Im Jahr 1971 fand im freiburgischen Bulle die erste Milchviehausstellung unter dem Namen «Expo Bulle» statt. Das Hauptziel der 1971 gegründeten kantonalen Viehschau war es, die Entwicklung der Freiburger Schwarzfleckviehzucht nach den erfolgten Einkreuzungen mit Holsteinblut aus Kanada zu zeigen. 80 Kühe der Schwarzfleckvieh- und 140 Kühe der Rotfleckviehrassen wurden damals in der alten Markthalle ausgestellt. Die züchterische Entwicklung im Kanton Freiburg löste damals schweizweit grosse Begeisterung aus. Freiburg wurde ab da zu einem Exportkanton von hochwertigen Zuchttieren.

Druck von der Basis

Als der Bundesrat in der Mitte der Sechzigerjahre Spermaimporte aus Übersee für die Holsteinrasse erlaubte und die künstliche Besamung freigab, ging es mit der Kreuzungszucht im Kanton Freiburg rasch vorwärts. Entstanden sind leistungsfähige, elegante Holsteinkühe. Die Freiburger Zweinutzungskuh wurde durch die Einkreuzung mehr und mehr verdrängt. Lediglich die Freiburger Farbe Schwarz-Weiss – wie im Kantonswappen – ist geblieben. Die Erfolge der Holsteinzüchter weckten bei den Rotfleckviehzüchtern Begehrlichkeiten. Sie mussten sich aber noch gedulden, bis es auch ihnen ermöglicht wurden, Sperma von Red-Holstein-Stieren zu importieren. Der Druck der Züchterbasis auf die Verbände und Behörden wurde immer grösser. Es kam, wie zuvor bei den Schwarzflecken, auch zu illegalen Handlungen. Erst gegen Beginn der Siebzigerjahre erlaubten die Behörden den eingeschriebenen Züchtern erste Besamungen mit Red-Holstein-Stieren. Anfänglich durfte man aber nur eine bestimmte Anzahl Tiere damit besamen.

Hochgesteckte Ziele

Die erfreuliche Situation der Kreuzungszucht veranlasste die Verantwortlichen der Freiburger Viehzucht dazu, eine Plattform für die Durchführung der grossen Milchviehausstellungen zu entwickeln. Ziel derselben sollte die weitere Entwicklung sein, damit Freiburg als Vorreiter in der Kreuzungszucht Bekanntheitsgrad erlangen und sich als Anbieter von hochwertigen Zuchttieren positionieren konnte.

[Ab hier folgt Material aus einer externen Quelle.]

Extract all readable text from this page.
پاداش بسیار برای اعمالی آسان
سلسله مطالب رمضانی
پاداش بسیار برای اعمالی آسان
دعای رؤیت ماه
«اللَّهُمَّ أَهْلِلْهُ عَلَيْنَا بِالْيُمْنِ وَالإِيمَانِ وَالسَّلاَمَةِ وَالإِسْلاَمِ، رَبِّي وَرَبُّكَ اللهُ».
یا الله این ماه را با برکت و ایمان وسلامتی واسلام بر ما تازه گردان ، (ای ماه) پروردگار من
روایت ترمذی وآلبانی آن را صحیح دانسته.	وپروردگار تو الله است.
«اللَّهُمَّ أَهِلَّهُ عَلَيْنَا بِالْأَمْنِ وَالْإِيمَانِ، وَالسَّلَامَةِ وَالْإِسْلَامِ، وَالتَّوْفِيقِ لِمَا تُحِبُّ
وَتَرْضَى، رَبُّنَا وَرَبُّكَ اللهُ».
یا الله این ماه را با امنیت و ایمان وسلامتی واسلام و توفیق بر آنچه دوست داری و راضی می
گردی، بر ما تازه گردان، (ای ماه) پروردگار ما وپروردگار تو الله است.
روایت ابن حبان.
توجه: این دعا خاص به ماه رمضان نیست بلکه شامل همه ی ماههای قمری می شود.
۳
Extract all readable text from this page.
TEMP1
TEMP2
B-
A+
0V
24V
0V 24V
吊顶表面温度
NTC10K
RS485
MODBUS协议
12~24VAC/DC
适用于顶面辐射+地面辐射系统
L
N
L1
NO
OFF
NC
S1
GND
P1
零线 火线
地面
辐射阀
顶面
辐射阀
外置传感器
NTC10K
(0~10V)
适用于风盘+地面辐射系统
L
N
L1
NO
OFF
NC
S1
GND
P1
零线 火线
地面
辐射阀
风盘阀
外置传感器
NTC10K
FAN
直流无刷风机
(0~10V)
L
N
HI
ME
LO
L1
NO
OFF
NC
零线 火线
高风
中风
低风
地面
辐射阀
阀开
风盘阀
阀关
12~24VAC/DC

Im Jahr 1974 rangierte der erste ausländische Richter aus Kanada die ausgestellten Tiere an der Expo Bulle. An dieser Veranstaltung wurden zum ersten Mal auch trächtige Holsteinrinder versteigert. Drei Jahre später wurden Kühe der Simmentaler- und Red-Holstein-Rasse versteigert. Die erste nationale Ausstellung für Holsteiner mit Kühen aus acht Kantonen wurde 1986 durchgeführt. 1991 wurde die Expo Bulle für Züchter aus der ganzen Schweiz geöffnet. 1996 war der Braunviehzuchtverband Ehrengast. Bei den hohen Zielsetzungen wurde den Verantwortlichen der Expo Bulle rasch klar, dass die vorhandenen Markthallen den Ansprüchen der künftigen Expo nicht mehr genügen können. Als 1997 und 1998 die Bauarbeiten für das heutige Gebäude Espace Gruyère abliefen, wurden die Ausstellungen in Provisorien durchgeführt.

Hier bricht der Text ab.